J’ai regardé par la fenêtre, le ciel bleu tiraillait les branches nues pour s’imposer à ma rétine. Le soleil était là, quelque part, hors de mon champ de vision. Le cadre d’une fenêtre nous impose souvent, par sa position, une image redondante de la vie. Il y avait novembre qui s’imposait lui aussi de par ses doigts froids et rachitiques. Ce novembre qui nous étrangle et nous fait perdre le souffle, qui nous écrase très près du sol et nous restreint de lumière.

Des parties de toi étaient disséminées aux quatre coins de l’appartement comme si la nuit avait été un champ de mines. J’ai fait du café, repensé à la position des astres pour m’orienter dans cette nouvelle réalité. J’ai bu du café, rassemblé les lambeaux de ton souvenir pour me faire une image de toi quasi présente. Il n’y a plus de doute, il y a dans ton absence un parfum d’impatience; le parfum du retour.

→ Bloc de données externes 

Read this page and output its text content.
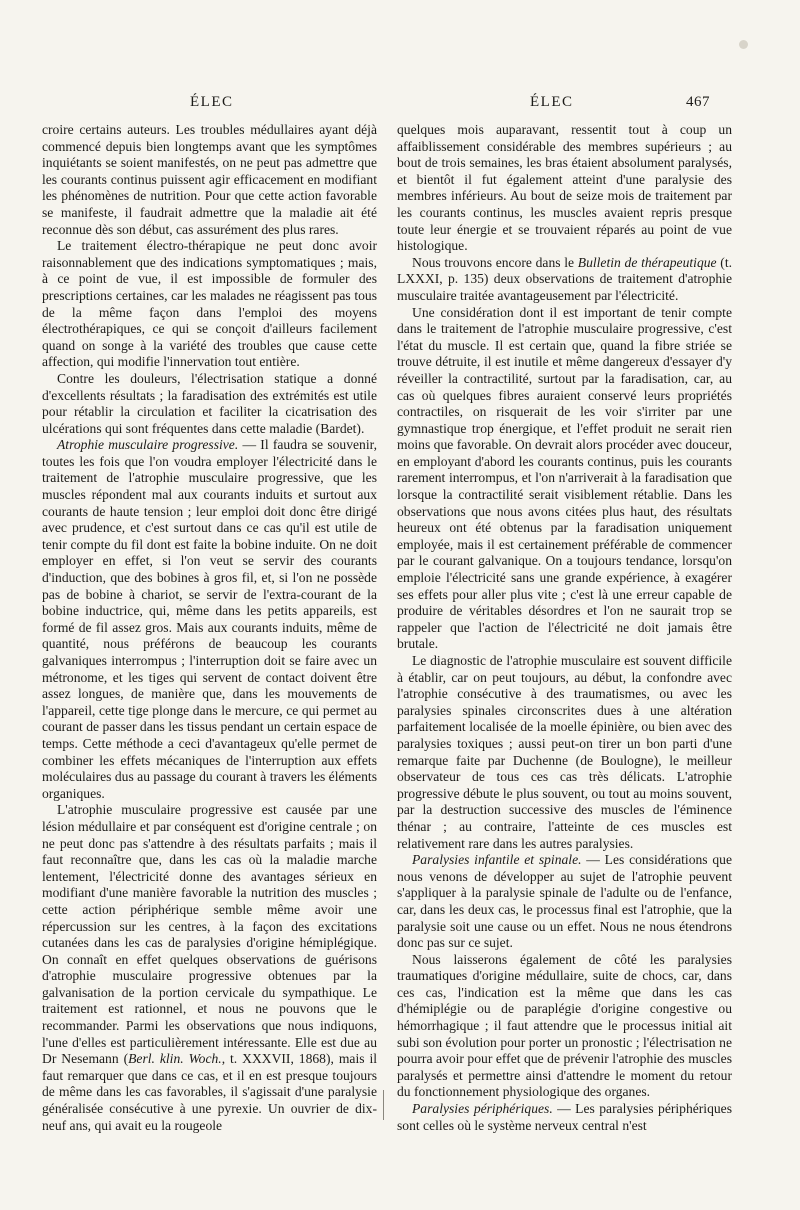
ÉLEC	ÉLEC	467

croire certains auteurs. Les troubles médullaires ayant déjà commencé depuis bien longtemps avant que les symptômes inquiétants se soient manifestés, on ne peut pas admettre que les courants continus puissent agir efficacement en modifiant les phénomènes de nutrition. Pour que cette action favorable se manifeste, il faudrait admettre que la maladie ait été reconnue dès son début, cas assurément des plus rares.

Le traitement électro-thérapique ne peut donc avoir raisonnablement que des indications symptomatiques ; mais, à ce point de vue, il est impossible de formuler des prescriptions certaines, car les malades ne réagissent pas tous de la même façon dans l'emploi des moyens électrothérapiques, ce qui se conçoit d'ailleurs facilement quand on songe à la variété des troubles que cause cette affection, qui modifie l'innervation tout entière.

Contre les douleurs, l'électrisation statique a donné d'excellents résultats ; la faradisation des extrémités est utile pour rétablir la circulation et faciliter la cicatrisation des ulcérations qui sont fréquentes dans cette maladie (Bardet).

Atrophie musculaire progressive. — Il faudra se souvenir, toutes les fois que l'on voudra employer l'électricité dans le traitement de l'atrophie musculaire progressive, que les muscles répondent mal aux courants induits et surtout aux courants de haute tension ; leur emploi doit donc être dirigé avec prudence, et c'est surtout dans ce cas qu'il est utile de tenir compte du fil dont est faite la bobine induite. On ne doit employer en effet, si l'on veut se servir des courants d'induction, que des bobines à gros fil, et, si l'on ne possède pas de bobine à chariot, se servir de l'extra-courant de la bobine inductrice, qui, même dans les petits appareils, est formé de fil assez gros. Mais aux courants induits, même de quantité, nous préférons de beaucoup les courants galvaniques interrompus ; l'interruption doit se faire avec un métronome, et les tiges qui servent de contact doivent être assez longues, de manière que, dans les mouvements de l'appareil, cette tige plonge dans le mercure, ce qui permet au courant de passer dans les tissus pendant un certain espace de temps. Cette méthode a ceci d'avantageux qu'elle permet de combiner les effets mécaniques de l'interruption aux effets moléculaires dus au passage du courant à travers les éléments organiques.

L'atrophie musculaire progressive est causée par une lésion médullaire et par conséquent est d'origine centrale ; on ne peut donc pas s'attendre à des résultats parfaits ; mais il faut reconnaître que, dans les cas où la maladie marche lentement, l'électricité donne des avantages sérieux en modifiant d'une manière favorable la nutrition des muscles ; cette action périphérique semble même avoir une répercussion sur les centres, à la façon des excitations cutanées dans les cas de paralysies d'origine hémiplégique. On connaît en effet quelques observations de guérisons d'atrophie musculaire progressive obtenues par la galvanisation de la portion cervicale du sympathique. Le traitement est rationnel, et nous ne pouvons que le recommander. Parmi les observations que nous indiquons, l'une d'elles est particulièrement intéressante. Elle est due au Dr Nesemann (Berl. klin. Woch., t. XXXVII, 1868), mais il faut remarquer que dans ce cas, et il en est presque toujours de même dans les cas favorables, il s'agissait d'une paralysie généralisée consécutive à une pyrexie. Un ouvrier de dix-neuf ans, qui avait eu la rougeole

quelques mois auparavant, ressentit tout à coup un affaiblissement considérable des membres supérieurs ; au bout de trois semaines, les bras étaient absolument paralysés, et bientôt il fut également atteint d'une paralysie des membres inférieurs. Au bout de seize mois de traitement par les courants continus, les muscles avaient repris presque toute leur énergie et se trouvaient réparés au point de vue histologique.

Nous trouvons encore dans le Bulletin de thérapeutique (t. LXXXI, p. 135) deux observations de traitement d'atrophie musculaire traitée avantageusement par l'électricité.

Une considération dont il est important de tenir compte dans le traitement de l'atrophie musculaire progressive, c'est l'état du muscle. Il est certain que, quand la fibre striée se trouve détruite, il est inutile et même dangereux d'essayer d'y réveiller la contractilité, surtout par la faradisation, car, au cas où quelques fibres auraient conservé leurs propriétés contractiles, on risquerait de les voir s'irriter par une gymnastique trop énergique, et l'effet produit ne serait rien moins que favorable. On devrait alors procéder avec douceur, en employant d'abord les courants continus, puis les courants rarement interrompus, et l'on n'arriverait à la faradisation que lorsque la contractilité serait visiblement rétablie. Dans les observations que nous avons citées plus haut, des résultats heureux ont été obtenus par la faradisation uniquement employée, mais il est certainement préférable de commencer par le courant galvanique. On a toujours tendance, lorsqu'on emploie l'électricité sans une grande expérience, à exagérer ses effets pour aller plus vite ; c'est là une erreur capable de produire de véritables désordres et l'on ne saurait trop se rappeler que l'action de l'électricité ne doit jamais être brutale.

Le diagnostic de l'atrophie musculaire est souvent difficile à établir, car on peut toujours, au début, la confondre avec l'atrophie consécutive à des traumatismes, ou avec les paralysies spinales circonscrites dues à une altération parfaitement localisée de la moelle épinière, ou bien avec des paralysies toxiques ; aussi peut-on tirer un bon parti d'une remarque faite par Duchenne (de Boulogne), le meilleur observateur de tous ces cas très délicats. L'atrophie progressive débute le plus souvent, ou tout au moins souvent, par la destruction successive des muscles de l'éminence thénar ; au contraire, l'atteinte de ces muscles est relativement rare dans les autres paralysies.

Paralysies infantile et spinale. — Les considérations que nous venons de développer au sujet de l'atrophie peuvent s'appliquer à la paralysie spinale de l'adulte ou de l'enfance, car, dans les deux cas, le processus final est l'atrophie, que la paralysie soit une cause ou un effet. Nous ne nous étendrons donc pas sur ce sujet.

Nous laisserons également de côté les paralysies traumatiques d'origine médullaire, suite de chocs, car, dans ces cas, l'indication est la même que dans les cas d'hémiplégie ou de paraplégie d'origine congestive ou hémorrhagique ; il faut attendre que le processus initial ait subi son évolution pour porter un pronostic ; l'électrisation ne pourra avoir pour effet que de prévenir l'atrophie des muscles paralysés et permettre ainsi d'attendre le moment du retour du fonctionnement physiologique des organes.

Paralysies périphériques. — Les paralysies périphériques sont celles où le système nerveux central n'est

Quand je n’ai plus eu de café, je suis allé affronter novembre avec dans le revers de mes habits l’étreinte du souvenir. Il n’avait rien de menaçant, sinon l’écho d’un hiver dans son vent barbelé. J’ai vu dans le Soleil qui tombait à vu d’œil : le sentiment de chute libre, l’excitation de l’inconnu, l’étourdissant retour des possibles. J’ai fracassé ma boule de cristal sur les murs du hasard, j’ai laissé les morceaux incruster ma chair. J’ai souri pour tout et rien (surtout rien), humant dans l’air frais de Montréal la certitude de ton retour.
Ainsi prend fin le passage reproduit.